В то время Моне занимался также благотворительностью в пользу раненых солдат и их семей. В предыдущем году он пожертвовал несколько своих работ для розыгрыша в лотерее и сам купил билет за двести франков[474]. В феврале 1916 года картина была пожертвована для лотереи, проводившейся, чтобы обеспечить теплой одеждой французских военнопленных. Он также переписывался с супругой министра торговли и промышленности Этьена Клемантеля, собираясь пожертвовать произведения на нужды сирот. Моне готов был к участию, однако мадам Клемантель весьма некстати пожелала получить от него рисунок. «Я не делаю рисунков, — попытался объяснить ей Моне, — это не моя техника». Взамен он предложил в дар «скромный живописный этюд», заверив, что его «не составит труда продать в пользу сирот». В итоге мадам Клемантель и сироты получили две пастели с видами Темзы, которые Моне лично отвез в Париж[475].

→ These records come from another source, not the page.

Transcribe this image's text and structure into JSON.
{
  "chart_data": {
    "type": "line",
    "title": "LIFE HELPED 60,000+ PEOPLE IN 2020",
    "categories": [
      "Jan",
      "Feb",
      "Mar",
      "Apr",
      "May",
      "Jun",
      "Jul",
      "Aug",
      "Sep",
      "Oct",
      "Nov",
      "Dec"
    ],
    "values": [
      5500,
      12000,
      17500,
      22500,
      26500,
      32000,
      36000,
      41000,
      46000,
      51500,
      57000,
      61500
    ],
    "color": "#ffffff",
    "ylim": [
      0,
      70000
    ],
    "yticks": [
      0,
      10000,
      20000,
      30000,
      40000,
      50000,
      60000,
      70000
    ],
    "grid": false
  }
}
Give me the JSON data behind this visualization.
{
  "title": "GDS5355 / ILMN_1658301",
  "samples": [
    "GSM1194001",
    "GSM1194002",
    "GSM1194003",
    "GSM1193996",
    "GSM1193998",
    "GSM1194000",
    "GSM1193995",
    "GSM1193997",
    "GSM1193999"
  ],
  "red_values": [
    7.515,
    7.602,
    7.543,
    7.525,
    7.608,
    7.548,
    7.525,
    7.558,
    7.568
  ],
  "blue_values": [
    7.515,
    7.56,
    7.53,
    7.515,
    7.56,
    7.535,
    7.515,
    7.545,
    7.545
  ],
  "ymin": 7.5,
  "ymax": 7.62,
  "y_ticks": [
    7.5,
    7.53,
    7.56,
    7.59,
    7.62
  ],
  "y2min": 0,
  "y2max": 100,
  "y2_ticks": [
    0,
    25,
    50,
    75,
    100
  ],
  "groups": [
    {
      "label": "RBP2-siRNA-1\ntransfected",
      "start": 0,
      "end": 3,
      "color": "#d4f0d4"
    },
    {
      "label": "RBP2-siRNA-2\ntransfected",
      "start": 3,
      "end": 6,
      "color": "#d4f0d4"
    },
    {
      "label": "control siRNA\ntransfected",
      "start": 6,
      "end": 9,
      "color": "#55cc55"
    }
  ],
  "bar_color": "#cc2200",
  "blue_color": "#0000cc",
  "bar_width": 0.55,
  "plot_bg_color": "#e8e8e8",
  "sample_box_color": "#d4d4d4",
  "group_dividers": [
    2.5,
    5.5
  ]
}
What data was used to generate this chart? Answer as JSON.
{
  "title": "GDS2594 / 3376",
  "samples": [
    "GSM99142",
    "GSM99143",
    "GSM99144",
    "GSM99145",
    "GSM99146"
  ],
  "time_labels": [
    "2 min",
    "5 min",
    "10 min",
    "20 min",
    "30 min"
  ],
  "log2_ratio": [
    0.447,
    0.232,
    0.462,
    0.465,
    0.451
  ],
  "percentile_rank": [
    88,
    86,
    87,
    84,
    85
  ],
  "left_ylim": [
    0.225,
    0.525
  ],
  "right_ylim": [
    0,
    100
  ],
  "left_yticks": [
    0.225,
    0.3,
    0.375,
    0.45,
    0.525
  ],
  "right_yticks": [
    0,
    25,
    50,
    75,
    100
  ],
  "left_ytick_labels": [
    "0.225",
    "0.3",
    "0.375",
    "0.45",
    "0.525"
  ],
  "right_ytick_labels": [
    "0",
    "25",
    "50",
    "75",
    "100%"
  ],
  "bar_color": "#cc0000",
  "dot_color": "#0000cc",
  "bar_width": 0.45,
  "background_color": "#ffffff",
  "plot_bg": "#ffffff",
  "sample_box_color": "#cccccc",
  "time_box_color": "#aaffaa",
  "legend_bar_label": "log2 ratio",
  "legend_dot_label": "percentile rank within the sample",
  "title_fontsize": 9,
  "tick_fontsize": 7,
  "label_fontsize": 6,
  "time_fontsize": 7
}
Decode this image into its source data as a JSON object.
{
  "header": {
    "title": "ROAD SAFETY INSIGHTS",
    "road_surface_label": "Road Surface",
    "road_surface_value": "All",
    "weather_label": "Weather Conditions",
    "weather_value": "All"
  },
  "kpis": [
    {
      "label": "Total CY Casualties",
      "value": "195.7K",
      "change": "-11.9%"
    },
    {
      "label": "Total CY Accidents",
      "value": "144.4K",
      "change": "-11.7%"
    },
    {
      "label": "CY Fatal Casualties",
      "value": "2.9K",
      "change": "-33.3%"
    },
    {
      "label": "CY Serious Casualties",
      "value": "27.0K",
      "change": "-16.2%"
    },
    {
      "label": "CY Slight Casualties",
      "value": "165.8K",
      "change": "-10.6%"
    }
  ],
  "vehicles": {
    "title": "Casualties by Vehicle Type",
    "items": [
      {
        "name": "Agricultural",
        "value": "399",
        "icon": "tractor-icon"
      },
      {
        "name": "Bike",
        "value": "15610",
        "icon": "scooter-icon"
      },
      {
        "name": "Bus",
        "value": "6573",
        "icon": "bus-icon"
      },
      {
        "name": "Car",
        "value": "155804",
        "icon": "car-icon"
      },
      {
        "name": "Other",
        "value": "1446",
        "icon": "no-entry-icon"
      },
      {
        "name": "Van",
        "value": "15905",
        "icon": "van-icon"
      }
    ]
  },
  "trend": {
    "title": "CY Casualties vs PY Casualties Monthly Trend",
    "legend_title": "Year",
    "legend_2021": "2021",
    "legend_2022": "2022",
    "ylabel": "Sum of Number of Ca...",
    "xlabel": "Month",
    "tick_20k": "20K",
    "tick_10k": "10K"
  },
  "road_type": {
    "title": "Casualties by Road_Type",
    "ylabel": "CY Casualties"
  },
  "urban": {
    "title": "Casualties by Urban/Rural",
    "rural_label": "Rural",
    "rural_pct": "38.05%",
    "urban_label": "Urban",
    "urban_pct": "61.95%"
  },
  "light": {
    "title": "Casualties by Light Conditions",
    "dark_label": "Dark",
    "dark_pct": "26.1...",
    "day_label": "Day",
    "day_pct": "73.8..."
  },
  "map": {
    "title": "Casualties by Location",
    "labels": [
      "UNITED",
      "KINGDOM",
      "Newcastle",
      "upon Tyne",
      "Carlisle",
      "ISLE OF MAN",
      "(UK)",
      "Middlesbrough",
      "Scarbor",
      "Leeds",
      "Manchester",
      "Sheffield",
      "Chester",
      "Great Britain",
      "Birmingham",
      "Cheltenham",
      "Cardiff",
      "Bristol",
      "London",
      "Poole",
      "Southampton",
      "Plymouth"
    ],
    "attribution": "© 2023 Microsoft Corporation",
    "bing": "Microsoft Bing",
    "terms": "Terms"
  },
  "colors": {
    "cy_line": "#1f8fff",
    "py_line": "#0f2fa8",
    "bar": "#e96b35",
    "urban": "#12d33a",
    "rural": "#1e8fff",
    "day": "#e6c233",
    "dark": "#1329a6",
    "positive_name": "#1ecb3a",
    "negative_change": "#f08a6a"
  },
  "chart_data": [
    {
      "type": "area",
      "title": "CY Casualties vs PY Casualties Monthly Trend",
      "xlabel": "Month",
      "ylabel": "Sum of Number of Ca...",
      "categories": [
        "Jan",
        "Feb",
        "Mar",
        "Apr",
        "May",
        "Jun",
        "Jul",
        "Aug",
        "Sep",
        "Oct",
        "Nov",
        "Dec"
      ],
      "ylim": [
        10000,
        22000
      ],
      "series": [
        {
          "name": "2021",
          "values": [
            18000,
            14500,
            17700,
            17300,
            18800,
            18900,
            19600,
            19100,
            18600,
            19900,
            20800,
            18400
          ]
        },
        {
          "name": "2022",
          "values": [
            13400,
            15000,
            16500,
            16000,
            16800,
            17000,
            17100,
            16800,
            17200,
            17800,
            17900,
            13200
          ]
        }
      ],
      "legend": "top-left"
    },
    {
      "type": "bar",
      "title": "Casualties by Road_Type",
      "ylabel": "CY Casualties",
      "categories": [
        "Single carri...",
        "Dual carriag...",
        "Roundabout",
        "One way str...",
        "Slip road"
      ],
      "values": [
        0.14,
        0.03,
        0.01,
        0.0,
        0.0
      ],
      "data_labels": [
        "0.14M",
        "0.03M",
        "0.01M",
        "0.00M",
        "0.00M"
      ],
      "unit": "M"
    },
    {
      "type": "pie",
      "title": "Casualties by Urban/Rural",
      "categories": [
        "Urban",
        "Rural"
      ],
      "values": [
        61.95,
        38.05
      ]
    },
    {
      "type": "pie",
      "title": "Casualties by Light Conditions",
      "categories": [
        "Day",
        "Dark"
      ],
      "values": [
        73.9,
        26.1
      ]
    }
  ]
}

Моне бесспорно внес свою лепту в дело победы. Хотя жертвовал работы на благотворительные нужды госпожи Клемантель он, скорее всего, не без задней мысли. За день до того, как Моне предложил свой «скромный этюд», он узнал о том, что супруг госпожи Клемантель убедил Огюста Родена подписать документ, по которому произведения скульптора переходили государству и в «Отель Бирон», парижской резиденции мастера, за счет казны будет устроен музей. Роден постепенно становился знаковой фигурой в музейном пространстве. Его детища уже удостоились собственных залов в Лондоне и в Нью-Йорке. Осенью 1914 года он передал двадцать своих скульптур музею в Южном Кенсингтоне (ныне — Музей Виктории и Альберта), где они тогда были выставлены, — это был дар британской нации «как простой знак моего восхищения вашими героями»[476]. Двумя годами раньше галерея Родена открылась в Метрополитен-музее в Нью-Йорке, где было выставлено сорок работ мастера, в том числе бронзовая статуя высотой около семидесяти сантиметров — «Мыслитель». Обширная коллекция — произведения из бронзы, мрамора, терракоты, гипса и рисунки — была совместно подарена музею правительством Франции, предпринимателем-миллионером Томасом Ф. Райаном и лично Роденом. Теперь имя скульптора могло быть увековечено созданием музея в его честь в роскошном особняке в сердце Парижа, где напротив, через улицу, возвышался золоченый купол Дома инвалидов.